Carnegie Paper on 2007-2008 Elections

A political crisis is Pakistan is looming. Widening civil unrest in the Balochistan province, pressure to perform in the US-led war on terror, and increasing unease about President Musharraf’s future plans raise questions about next year’s presidential and parliamentary elections. The year 2007 will be crucial for the future of democracy in Pakistan.
In a new Carnegie Paper, Islam, Militarism, and the 2007–2008 Elections in Pakistan, Visiting Scholar Frédéric Grare argues that the army, not Islamic forces, will be the deciding factor in this election. The 2002 elections showed a nominal rise in power for Islamic forces but, in reality, little progress was made for democracy. To read this Carnegie Paper, go to www.CarnegieEndowment.org/SouthAsia.

Assuming elections are on schedule, presidential elections as well as general and provincial elections will happen in the fall. The Pakistani regime—and many commentators in the West— will portray the elections as a contest between Islamists, represented by the Muttahida Majlis-e-Amal (MMA), and the enlightened moderation of General Pervez Musharraf and the Pakistani Army. However, in reality, the only question is how the army’s tactics to manipulate the 2007-2008 elections will differ from those used in the past, and the role Islamic parties will play in the process. Will the next elections restore faith in electoral politics and finally bring democracy to Pakistan?

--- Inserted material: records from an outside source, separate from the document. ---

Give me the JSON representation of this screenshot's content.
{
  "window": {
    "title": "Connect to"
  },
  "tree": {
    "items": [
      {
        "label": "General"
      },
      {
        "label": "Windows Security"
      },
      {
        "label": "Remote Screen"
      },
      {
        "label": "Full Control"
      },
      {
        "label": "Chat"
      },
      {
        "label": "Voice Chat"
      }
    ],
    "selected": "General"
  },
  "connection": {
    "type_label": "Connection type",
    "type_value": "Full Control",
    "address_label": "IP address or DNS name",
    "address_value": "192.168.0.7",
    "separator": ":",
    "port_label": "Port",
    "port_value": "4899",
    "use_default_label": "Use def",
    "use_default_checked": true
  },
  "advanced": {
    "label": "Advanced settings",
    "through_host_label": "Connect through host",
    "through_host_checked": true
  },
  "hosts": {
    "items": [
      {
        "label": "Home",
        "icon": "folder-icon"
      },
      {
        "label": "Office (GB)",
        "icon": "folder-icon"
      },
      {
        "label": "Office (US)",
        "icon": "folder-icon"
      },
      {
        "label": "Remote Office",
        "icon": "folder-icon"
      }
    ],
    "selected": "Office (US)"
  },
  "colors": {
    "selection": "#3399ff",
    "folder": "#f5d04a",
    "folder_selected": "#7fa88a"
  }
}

Grare’s paper seeks to identify not only the ideological evolution but also the tactical moves and eventual errors during the Musharraf period that resulted in the present domination of the MMA by the army and other civilian challenges to the military regime. It continues to look into different electoral scenarios and concludes by pointing out not only the true illness in Pakistan but also the strategic importance of restoring democracy in Pakistan.

Direct link to pdf: http://www.carnegieendowment.org/files/CEIP_CP_70_fnl2.pdf

Frédéric Grare is a visiting scholar in the South Asia Program at the Carnegie Endowment. His work focuses on the tension between stability and democratization in Pakistan. He has written extensively on security issues, Islamist movements, and sectarian conflict in Pakistan and Afghanistan. Grare is coeditor of India, China, Russia: Intricacies of an Asian Triangle (India Research Press, 2005).